I do use them, and find them helpful. But the idea of fully giving control of my codebase to LLM agents, like some people are suggesting, repels me.
Yeah, I certainly don't mean to imply that's the only reason. There are MANY reasons to hate LLMs and people all up and down the spectrum hate them for any number of reasons. I definitely think utility is still language specific as well (LLMs are just terrible with some languages), project specific, etc.
I think currently there are prompts and approaches that help ensure functions stay small and easy to reason about but it's very context dependent. Certainly any language or framework that has large amount of boilerplate will be less painful to work with if you hate boilerplate, I think that could arguably be increasing enshitification though in a sense. The people who say tons of code is being generated and it will all come crashing down in an unmaintainable mess... I do kinda agree.
I'm glad I am not writing code in medical/flight control systems or something like that, I think LLMs can be used in that context but idk if they would save or increase time?
Certain types of tasks require greater precision. Like in working with wood, framing a house is fine but building a dovetailed cabinet drawer is not on the table if that makes sense?
My impression is that at this point work in high precision environments is still in the human domain and LLMs are not. Multi-agent approaches maybe, treating humans like the final agent in multi-agent approaches, maybe, idk, I'm not working on any life or death libraries or projects ATM but I do feel good about test coverage so maybe that's good enough in a lot of cases.

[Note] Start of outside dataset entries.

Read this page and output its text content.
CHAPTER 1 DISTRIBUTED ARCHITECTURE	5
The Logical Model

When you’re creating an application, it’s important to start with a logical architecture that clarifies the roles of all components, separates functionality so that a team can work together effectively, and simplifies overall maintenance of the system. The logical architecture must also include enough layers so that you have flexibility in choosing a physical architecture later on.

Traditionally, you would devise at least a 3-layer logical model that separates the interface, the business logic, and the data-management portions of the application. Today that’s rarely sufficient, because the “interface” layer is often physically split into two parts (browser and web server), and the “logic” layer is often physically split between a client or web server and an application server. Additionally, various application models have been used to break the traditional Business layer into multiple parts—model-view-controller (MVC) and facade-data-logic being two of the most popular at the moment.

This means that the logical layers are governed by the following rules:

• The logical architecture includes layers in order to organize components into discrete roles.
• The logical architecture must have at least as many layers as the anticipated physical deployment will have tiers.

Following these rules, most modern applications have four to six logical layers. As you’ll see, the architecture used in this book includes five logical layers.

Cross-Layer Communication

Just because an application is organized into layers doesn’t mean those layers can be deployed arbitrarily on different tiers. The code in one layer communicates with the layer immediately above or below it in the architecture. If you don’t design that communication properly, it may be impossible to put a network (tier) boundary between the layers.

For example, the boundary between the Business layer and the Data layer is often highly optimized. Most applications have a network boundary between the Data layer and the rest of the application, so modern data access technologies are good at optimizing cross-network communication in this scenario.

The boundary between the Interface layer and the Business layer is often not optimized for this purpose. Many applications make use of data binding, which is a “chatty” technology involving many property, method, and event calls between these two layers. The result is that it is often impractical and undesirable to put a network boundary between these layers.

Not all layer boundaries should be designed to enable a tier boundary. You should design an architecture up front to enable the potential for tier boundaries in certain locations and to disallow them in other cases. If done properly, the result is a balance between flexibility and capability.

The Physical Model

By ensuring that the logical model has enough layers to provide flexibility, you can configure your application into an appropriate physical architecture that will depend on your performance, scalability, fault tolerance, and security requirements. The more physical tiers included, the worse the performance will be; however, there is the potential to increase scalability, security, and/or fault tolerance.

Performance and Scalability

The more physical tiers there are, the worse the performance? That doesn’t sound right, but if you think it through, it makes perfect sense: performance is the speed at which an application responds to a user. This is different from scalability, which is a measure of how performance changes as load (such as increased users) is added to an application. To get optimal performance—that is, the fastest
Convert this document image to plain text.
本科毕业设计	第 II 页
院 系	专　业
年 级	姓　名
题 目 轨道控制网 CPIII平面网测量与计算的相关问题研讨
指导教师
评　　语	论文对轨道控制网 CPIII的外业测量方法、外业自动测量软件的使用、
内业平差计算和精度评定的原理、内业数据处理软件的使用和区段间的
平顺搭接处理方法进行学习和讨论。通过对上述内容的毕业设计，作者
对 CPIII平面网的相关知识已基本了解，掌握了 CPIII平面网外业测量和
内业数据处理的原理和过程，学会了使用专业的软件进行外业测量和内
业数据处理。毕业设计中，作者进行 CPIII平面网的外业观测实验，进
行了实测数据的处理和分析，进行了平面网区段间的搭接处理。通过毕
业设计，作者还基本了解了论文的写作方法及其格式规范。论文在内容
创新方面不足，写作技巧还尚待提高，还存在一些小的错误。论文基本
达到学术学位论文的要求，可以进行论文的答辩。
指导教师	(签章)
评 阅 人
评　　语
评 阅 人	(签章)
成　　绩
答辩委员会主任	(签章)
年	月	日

People who say non-devs can dev with ai or cursor, I think at this point that's just a way of getting non-technical people to burn tokens and give them more money, but idk if that will be true in six months you know?
In my space, "mostly right enough" isn't useful. Particularly when that means that the errors are subtle and I might miss them. I can't write whitepapers that tell people to do things that would result in major losses.

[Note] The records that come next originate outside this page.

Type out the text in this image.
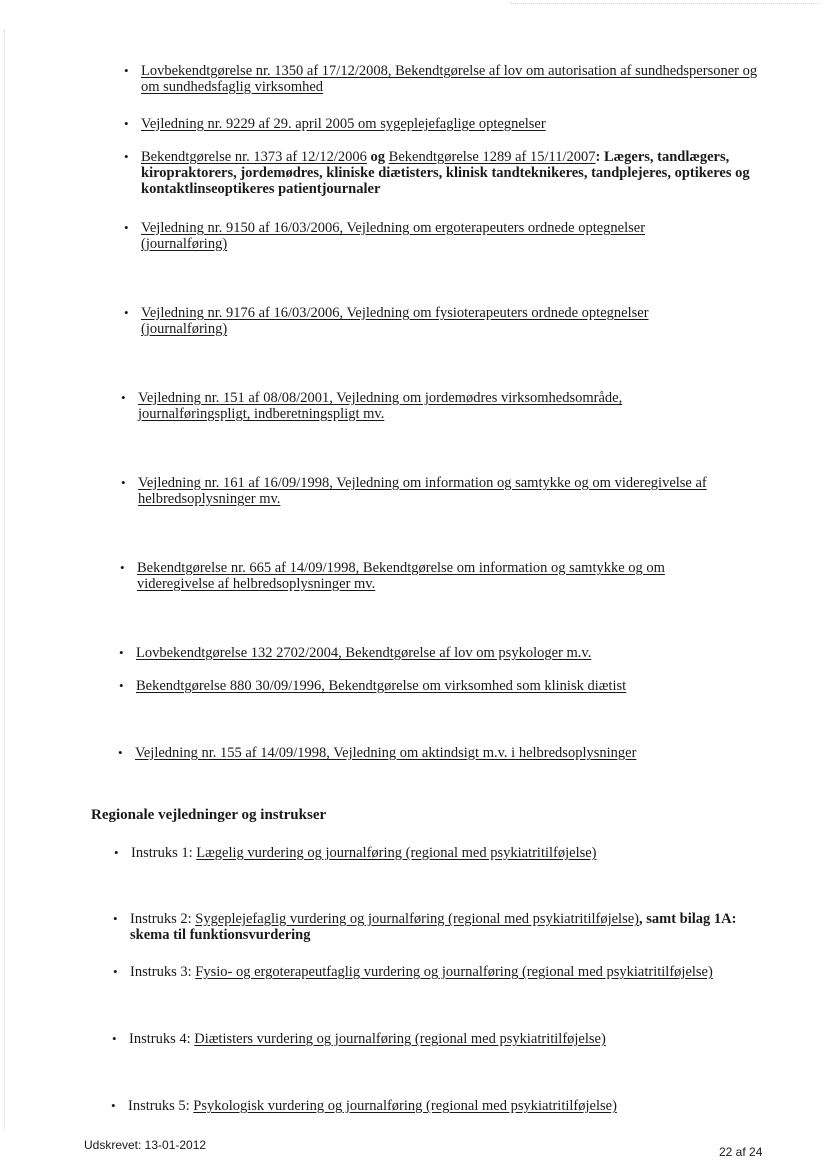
• Lovbekendtgørelse nr. 1350 af 17/12/2008, Bekendtgørelse af lov om autorisation af sundhedspersoner og om sundhedsfaglig virksomhed
• Vejledning nr. 9229 af 29. april 2005 om sygeplejefaglige optegnelser
• Bekendtgørelse nr. 1373 af 12/12/2006 og Bekendtgørelse 1289 af 15/11/2007: Lægers, tandlægers, kiropraktorers, jordemødres, kliniske diætisters, klinisk tandteknikeres, tandplejeres, optikeres og kontaktlinseoptikeres patientjournaler
• Vejledning nr. 9150 af 16/03/2006, Vejledning om ergoterapeuters ordnede optegnelser (journalføring)
• Vejledning nr. 9176 af 16/03/2006, Vejledning om fysioterapeuters ordnede optegnelser (journalføring)
• Vejledning nr. 151 af 08/08/2001, Vejledning om jordemødres virksomhedsområde, journalføringspligt, indberetningspligt mv.
• Vejledning nr. 161 af 16/09/1998, Vejledning om information og samtykke og om videregivelse af helbredsoplysninger mv.
• Bekendtgørelse nr. 665 af 14/09/1998, Bekendtgørelse om information og samtykke og om videregivelse af helbredsoplysninger mv.
• Lovbekendtgørelse 132 2702/2004, Bekendtgørelse af lov om psykologer m.v.
• Bekendtgørelse 880 30/09/1996, Bekendtgørelse om virksomhed som klinisk diætist
• Vejledning nr. 155 af 14/09/1998, Vejledning om aktindsigt m.v. i helbredsoplysninger
Regionale vejledninger og instrukser
• Instruks 1: Lægelig vurdering og journalføring (regional med psykiatritilføjelse)
• Instruks 2: Sygeplejefaglig vurdering og journalføring (regional med psykiatritilføjelse), samt bilag 1A: skema til funktionsvurdering
• Instruks 3: Fysio- og ergoterapeutfaglig vurdering og journalføring (regional med psykiatritilføjelse)
• Instruks 4: Diætisters vurdering og journalføring (regional med psykiatritilføjelse)
• Instruks 5: Psykologisk vurdering og journalføring (regional med psykiatritilføjelse)
Udskrevet: 13-01-2012	22 af 24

IMHO it's a great summarizing search engine. I now don't have to click on a link to go to that original source - Gemini just hands me a useful summary. Ask AI to do something specific that requires GI (General Intelligence) your milage may vary. So as OpenAI and Google suck in all your content (creators) you are going to find yourself derive less and less revenue generated by visits to your site. Just sayin.

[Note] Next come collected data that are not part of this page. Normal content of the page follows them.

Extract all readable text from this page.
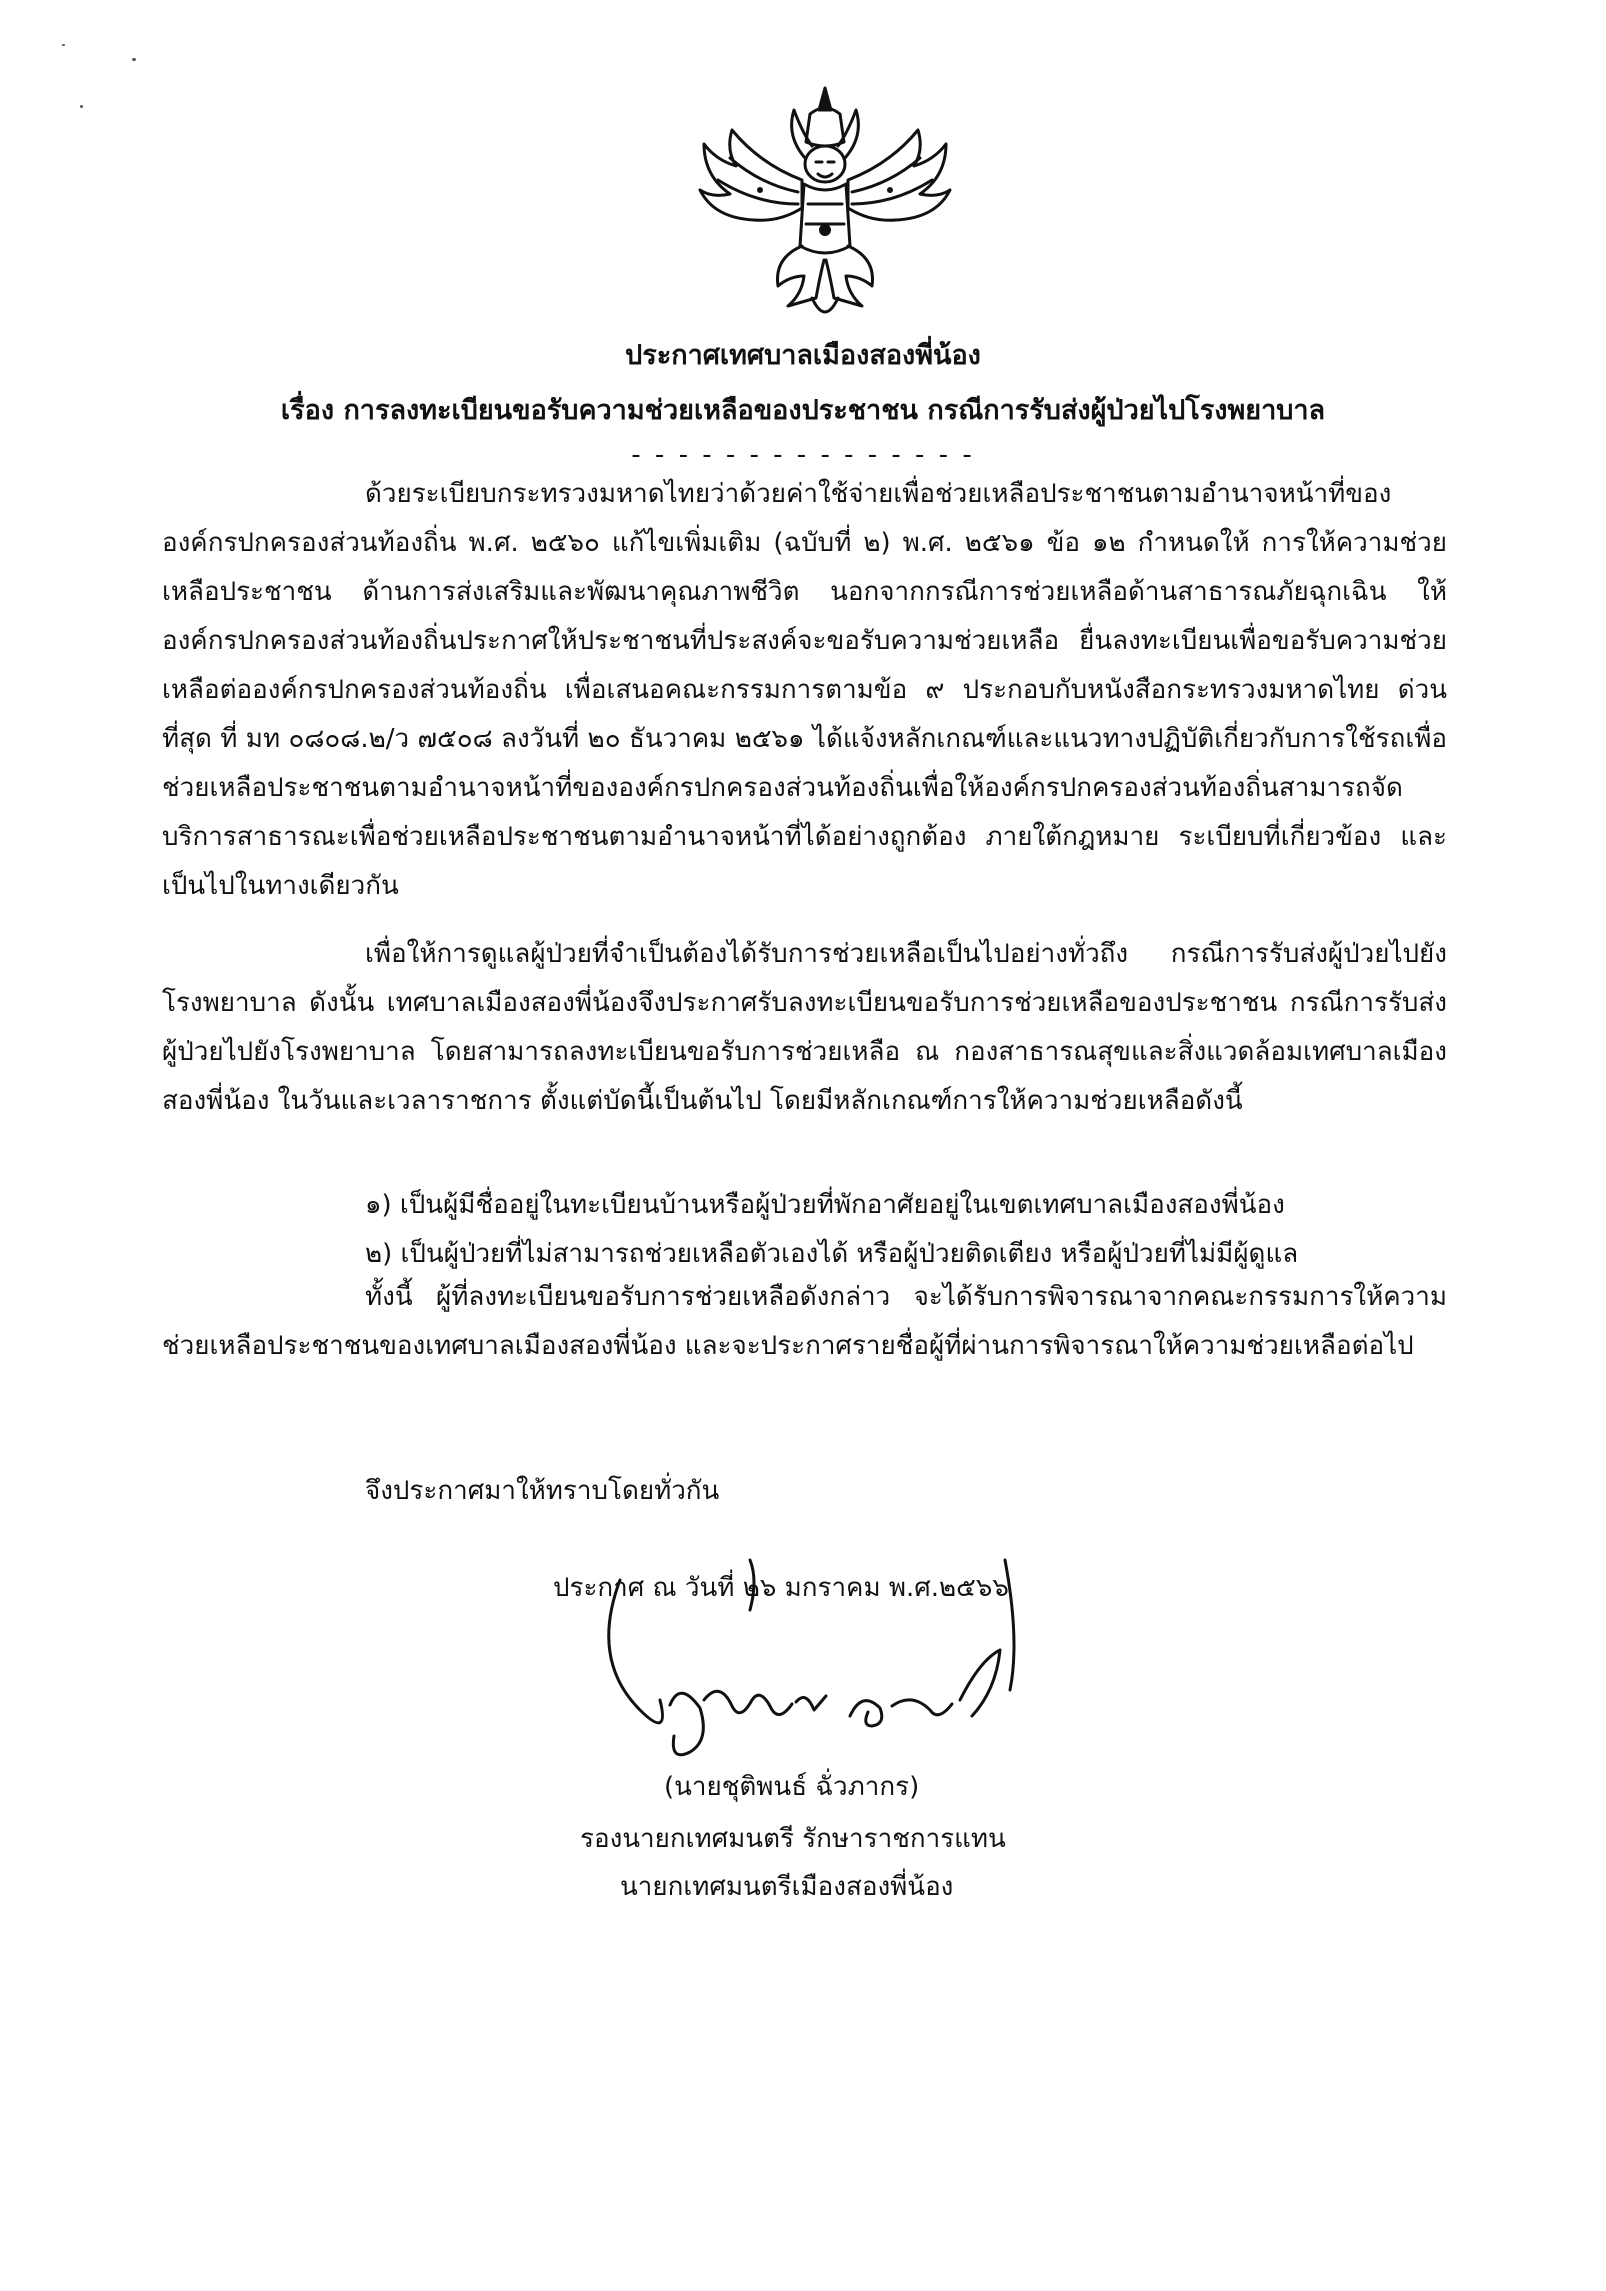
ประกาศเทศบาลเมืองสองพี่น้อง
เรื่อง การลงทะเบียนขอรับความช่วยเหลือของประชาชน กรณีการรับส่งผู้ป่วยไปโรงพยาบาล
- - - - - - - - - - - - - - -

ด้วยระเบียบกระทรวงมหาดไทยว่าด้วยค่าใช้จ่ายเพื่อช่วยเหลือประชาชนตามอำนาจหน้าที่ขององค์กรปกครองส่วนท้องถิ่น พ.ศ. ๒๕๖๐ แก้ไขเพิ่มเติม (ฉบับที่ ๒) พ.ศ. ๒๕๖๑ ข้อ ๑๒ กำหนดให้ การให้ความช่วยเหลือประชาชน ด้านการส่งเสริมและพัฒนาคุณภาพชีวิต นอกจากกรณีการช่วยเหลือด้านสาธารณภัยฉุกเฉิน ให้องค์กรปกครองส่วนท้องถิ่นประกาศให้ประชาชนที่ประสงค์จะขอรับความช่วยเหลือ ยื่นลงทะเบียนเพื่อขอรับความช่วยเหลือต่อองค์กรปกครองส่วนท้องถิ่น เพื่อเสนอคณะกรรมการตามข้อ ๙ ประกอบกับหนังสือกระทรวงมหาดไทย ด่วนที่สุด ที่ มท ๐๘๐๘.๒/ว ๗๕๐๘ ลงวันที่ ๒๐ ธันวาคม ๒๕๖๑ ได้แจ้งหลักเกณฑ์และแนวทางปฏิบัติเกี่ยวกับการใช้รถเพื่อช่วยเหลือประชาชนตามอำนาจหน้าที่ขององค์กรปกครองส่วนท้องถิ่นเพื่อให้องค์กรปกครองส่วนท้องถิ่นสามารถจัดบริการสาธารณะเพื่อช่วยเหลือประชาชนตามอำนาจหน้าที่ได้อย่างถูกต้อง ภายใต้กฎหมาย ระเบียบที่เกี่ยวข้อง และเป็นไปในทางเดียวกัน

เพื่อให้การดูแลผู้ป่วยที่จำเป็นต้องได้รับการช่วยเหลือเป็นไปอย่างทั่วถึง กรณีการรับส่งผู้ป่วยไปยังโรงพยาบาล ดังนั้น เทศบาลเมืองสองพี่น้องจึงประกาศรับลงทะเบียนขอรับการช่วยเหลือของประชาชน กรณีการรับส่งผู้ป่วยไปยังโรงพยาบาล โดยสามารถลงทะเบียนขอรับการช่วยเหลือ ณ กองสาธารณสุขและสิ่งแวดล้อมเทศบาลเมืองสองพี่น้อง ในวันและเวลาราชการ ตั้งแต่บัดนี้เป็นต้นไป โดยมีหลักเกณฑ์การให้ความช่วยเหลือดังนี้

๑) เป็นผู้มีชื่ออยู่ในทะเบียนบ้านหรือผู้ป่วยที่พักอาศัยอยู่ในเขตเทศบาลเมืองสองพี่น้อง
๒) เป็นผู้ป่วยที่ไม่สามารถช่วยเหลือตัวเองได้ หรือผู้ป่วยติดเตียง หรือผู้ป่วยที่ไม่มีผู้ดูแล

ทั้งนี้ ผู้ที่ลงทะเบียนขอรับการช่วยเหลือดังกล่าว จะได้รับการพิจารณาจากคณะกรรมการให้ความช่วยเหลือประชาชนของเทศบาลเมืองสองพี่น้อง และจะประกาศรายชื่อผู้ที่ผ่านการพิจารณาให้ความช่วยเหลือต่อไป

จึงประกาศมาให้ทราบโดยทั่วกัน
ประกาศ ณ วันที่ ๒๖ มกราคม พ.ศ.๒๕๖๖
(นายชุติพนธ์ ฉั่วภากร)
รองนายกเทศมนตรี รักษาราชการแทน
นายกเทศมนตรีเมืองสองพี่น้อง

Gemini routinely inaccurately reports the contents in the summary. I have found it actually reversing things on a regular basis. The summary says no and the source says yes.
DuckDuckGo, which uses Bing I think, now has Bing's AI summaries instead of the goddamn content in search results, which makes evaluating the search results at a glance useless!
For what it's worth, we produce our own summaries, and you can turn them off if you don't like them. We also offer noai.duckduckgo.com, which turns all of our AI features off automatically.
I use LLM chat for a wide range of tasks including coding, writing, brainstorming, learning, etc.
It’s mostly right enough. And so my usage of it has only increased and expanded. I don’t know how less right it needs to be or how often to reduce my usage.
Honestly, I think it’s hard to change habits and LLM chat, at its most useful, is attempting to replace decades long habits.
Doesn’t mean quality evaluation is bad. It’s what got us where we are today and what will help us get further.
My experience is anecdotal. But I see this divide in nearly all discussions about LLM usage and adoption.